Do you remember the Schoolhouse Rock cartoons and songs from the 1970s? Even my kids watch them today on DVD and reruns. There was a series about math, about politics, and about grammar. My favorites were “Conjunction junction, what’s your function,” “Interjection,” and “I’m just a bill, sitting here on Capitol Hill.” I think they remain one of the most brilliant television-learning tools ever created. But there was a serious gap in Schoolhouse Rock, for which I think America’s youth have suffered for too long. They never created an episode about the most important part of speech. The article. If Schoolhouse Rock had taught us the difference between the definite and indefinite article, English speakers would be a more enlightened crowd.
Okay, I know you are trying to remember what an article is. “The” is a definite article. “A” and “an” are indefinite articles. “I am the way, the truth, and the life,” has a very different meaning than “I am a way, a truth, and a life,” or even “I am way, truth, and life.” Sometimes there is elegance in the indefinite, or even in the absence of an article.
John 14:6 is used often by Christian fundamentalists as irrefutable truth that Jesus and Christianity are the only path to salvation. I agree that the author of John, who most scholars do not believe would have been the disciple himself, had as his primary objective, making Jesus the Christ. Chapter 20 verses 30 and 31 even say, “Now Jesus did many other signs in the presence of his disciples, which are not written in this book, but these are written so that you may believe that Jesus is the Christ, the Son of God, and by believing you may have life in his name.”
And so, it is likely that the author meant exactly what he wrote. In the Greek original, the definite article “ho”, which is in the nominative singular feminine form (in case you were wondering), is clearly present. “I am the way, the truth, and the life.” However, there is no other way to say this in Greek. The indefinite article is seldom used and specifically means “one.” No clarification needed here.
Of course, we have no way of knowing whether or not Jesus actually said these words, especially to that specificity. The best guess of modern day biblical scholars is that he did not. The Jesus Seminar, which is a group of scholars who systematically analyze the Christian scriptures toward the goal of determining the authenticity of Jesus’ words, have come to the conclusion that almost none of the words attributed to Jesus in John, were actually uttered. John is a persuasive story toward a specific goal.

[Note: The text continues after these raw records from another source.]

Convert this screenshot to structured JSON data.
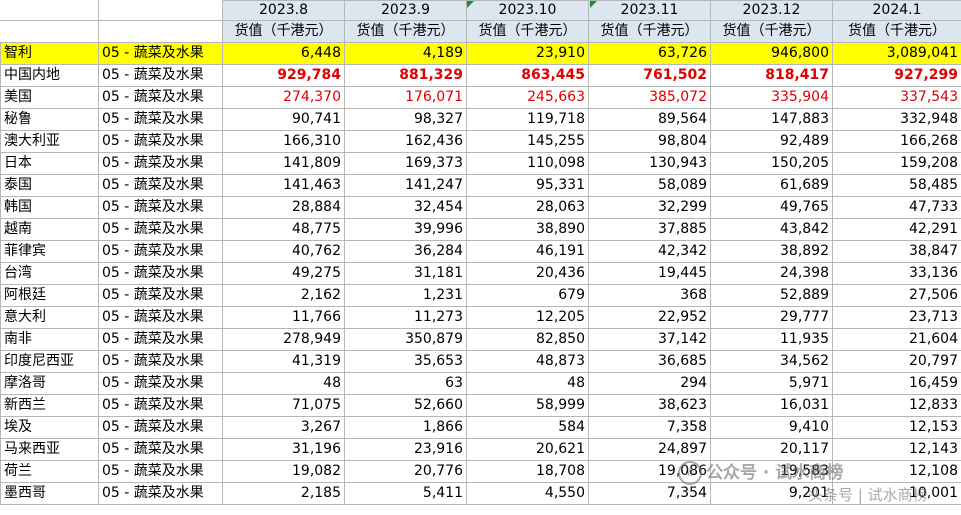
{
  "header": {
    "months": [
      "2023.8",
      "2023.9",
      "2023.10",
      "2023.11",
      "2023.12",
      "2024.1"
    ],
    "unit_label": "货值（千港元）"
  },
  "rows": [
    {
      "country": "智利",
      "category": "05 - 蔬菜及水果",
      "values": [
        "6,448",
        "4,189",
        "23,910",
        "63,726",
        "946,800",
        "3,089,041"
      ]
    },
    {
      "country": "中国内地",
      "category": "05 - 蔬菜及水果",
      "values": [
        "929,784",
        "881,329",
        "863,445",
        "761,502",
        "818,417",
        "927,299"
      ]
    },
    {
      "country": "美国",
      "category": "05 - 蔬菜及水果",
      "values": [
        "274,370",
        "176,071",
        "245,663",
        "385,072",
        "335,904",
        "337,543"
      ]
    },
    {
      "country": "秘鲁",
      "category": "05 - 蔬菜及水果",
      "values": [
        "90,741",
        "98,327",
        "119,718",
        "89,564",
        "147,883",
        "332,948"
      ]
    },
    {
      "country": "澳大利亚",
      "category": "05 - 蔬菜及水果",
      "values": [
        "166,310",
        "162,436",
        "145,255",
        "98,804",
        "92,489",
        "166,268"
      ]
    },
    {
      "country": "日本",
      "category": "05 - 蔬菜及水果",
      "values": [
        "141,809",
        "169,373",
        "110,098",
        "130,943",
        "150,205",
        "159,208"
      ]
    },
    {
      "country": "泰国",
      "category": "05 - 蔬菜及水果",
      "values": [
        "141,463",
        "141,247",
        "95,331",
        "58,089",
        "61,689",
        "58,485"
      ]
    },
    {
      "country": "韩国",
      "category": "05 - 蔬菜及水果",
      "values": [
        "28,884",
        "32,454",
        "28,063",
        "32,299",
        "49,765",
        "47,733"
      ]
    },
    {
      "country": "越南",
      "category": "05 - 蔬菜及水果",
      "values": [
        "48,775",
        "39,996",
        "38,890",
        "37,885",
        "43,842",
        "42,291"
      ]
    },
    {
      "country": "菲律宾",
      "category": "05 - 蔬菜及水果",
      "values": [
        "40,762",
        "36,284",
        "46,191",
        "42,342",
        "38,892",
        "38,847"
      ]
    },
    {
      "country": "台湾",
      "category": "05 - 蔬菜及水果",
      "values": [
        "49,275",
        "31,181",
        "20,436",
        "19,445",
        "24,398",
        "33,136"
      ]
    },
    {
      "country": "阿根廷",
      "category": "05 - 蔬菜及水果",
      "values": [
        "2,162",
        "1,231",
        "679",
        "368",
        "52,889",
        "27,506"
      ]
    },
    {
      "country": "意大利",
      "category": "05 - 蔬菜及水果",
      "values": [
        "11,766",
        "11,273",
        "12,205",
        "22,952",
        "29,777",
        "23,713"
      ]
    },
    {
      "country": "南非",
      "category": "05 - 蔬菜及水果",
      "values": [
        "278,949",
        "350,879",
        "82,850",
        "37,142",
        "11,935",
        "21,604"
      ]
    },
    {
      "country": "印度尼西亚",
      "category": "05 - 蔬菜及水果",
      "values": [
        "41,319",
        "35,653",
        "48,873",
        "36,685",
        "34,562",
        "20,797"
      ]
    },
    {
      "country": "摩洛哥",
      "category": "05 - 蔬菜及水果",
      "values": [
        "48",
        "63",
        "48",
        "294",
        "5,971",
        "16,459"
      ]
    },
    {
      "country": "新西兰",
      "category": "05 - 蔬菜及水果",
      "values": [
        "71,075",
        "52,660",
        "58,999",
        "38,623",
        "16,031",
        "12,833"
      ]
    },
    {
      "country": "埃及",
      "category": "05 - 蔬菜及水果",
      "values": [
        "3,267",
        "1,866",
        "584",
        "7,358",
        "9,410",
        "12,153"
      ]
    },
    {
      "country": "马来西亚",
      "category": "05 - 蔬菜及水果",
      "values": [
        "31,196",
        "23,916",
        "20,621",
        "24,897",
        "20,117",
        "12,143"
      ]
    },
    {
      "country": "荷兰",
      "category": "05 - 蔬菜及水果",
      "values": [
        "19,082",
        "20,776",
        "18,708",
        "19,086",
        "19,583",
        "12,108"
      ]
    },
    {
      "country": "墨西哥",
      "category": "05 - 蔬菜及水果",
      "values": [
        "2,185",
        "5,411",
        "4,550",
        "7,354",
        "9,201",
        "10,001"
      ]
    }
  ],
  "colors": {
    "header_bg": "#dce6f1",
    "highlight_row": "#ffff00",
    "red_text": "#e00000",
    "grid": "#b7b7b7",
    "comment_marker": "#1f8a3e"
  },
  "watermark": {
    "line1": "公众号 · 试水商榜",
    "line2": "头条号 | 试水商榜"
  }
}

For arguments sake, let’s say that Jesus did say something about being way, truth, and life. Jesus may have understood and spoken the Greek that John was written in, the common language of the occupied land. However, his native tongue was almost certainly Aramaic, which is a Semitic language closer to Hebrew, and very different from Greek. There is also the 50-80 year gap of oral tradition between Jesus’ death and the time that John was likely written. But even if Jesus spoke the words, definite articles in Aramaic are even more troublesome. The definite article doesn’t really exist in Aramaic, but is embedded and expressed in the noun itself, which has three forms. A definite article is expressed via the emphatic form of the noun, but is not really so definite as in English. If that isn’t enough, ancient Aramaic and modern Aramaic (like English and most living languages) are different. Noun forms have changed over time. For example, emphatic (definite) nouns are more used in modern Aramaic than they were in biblical Aramaic. Regardless of what, if anything was said, it seems impossible to know definitively how definite Jesus was being here.
The point is that, without any articles at all, languages like Russian are actually more robust because meaning cannot be so clearly defined, or misinterpreted, with a single qualifier. Meaning must be derived in other ways like nuance, word order, emphasis, and more in-depth conversation. The meaning of “Ya yest’ put, i istina, i zhizn’,” requires more information to be fully understood.
Liberal expressions of faith are more like the indefinite article. We are not the way, the truth, and the life. We are more of a way, a truth and a life. But even the singular indefinite article is limiting. Liberal faith can also be lived as faith with no articles at all. And in that absence, I find even more strength. The Bible loses so much of its power if we limit it to a singular and definite meaning. When we say that there is only “the way, and the truth, and the life,” we seal revelation, and there is nothing new to learn. When there is nothing new to learn, put me in my grave. I’m done.
The Unitarian Universalist principles, for example, don’t say that we are have the truth or even a truth. They say, “free and responsible search for truth and meaning—no articles—just truth and meaning. How we define truth and meaning then requires more discussion and explanation and interpretation and even debate. Unitarian Universalism requires nuance, emphasis and more in-depth conversation. I actually believe all religions require this, because I don’t believe any sacred text can be taken at literal face value. Doing so might make it easier on our brains, but would sell the authors short. And Jesus said,
Do not let your hearts be troubled. Trust in God; trust also in me. In my Father’s house are many rooms; if it were not so, I would have told you. I am going there to prepare a place for you. I will come back and take you to be with me that you also may be where I am. You know the way to the place where I am going.
To be a person of faith who does not take the path of the definite article, one must have some comfort with ambiguity. One must be willing to work out truth and meaning with nuance, emphasis, and more in-depth conversation. Grammar matters.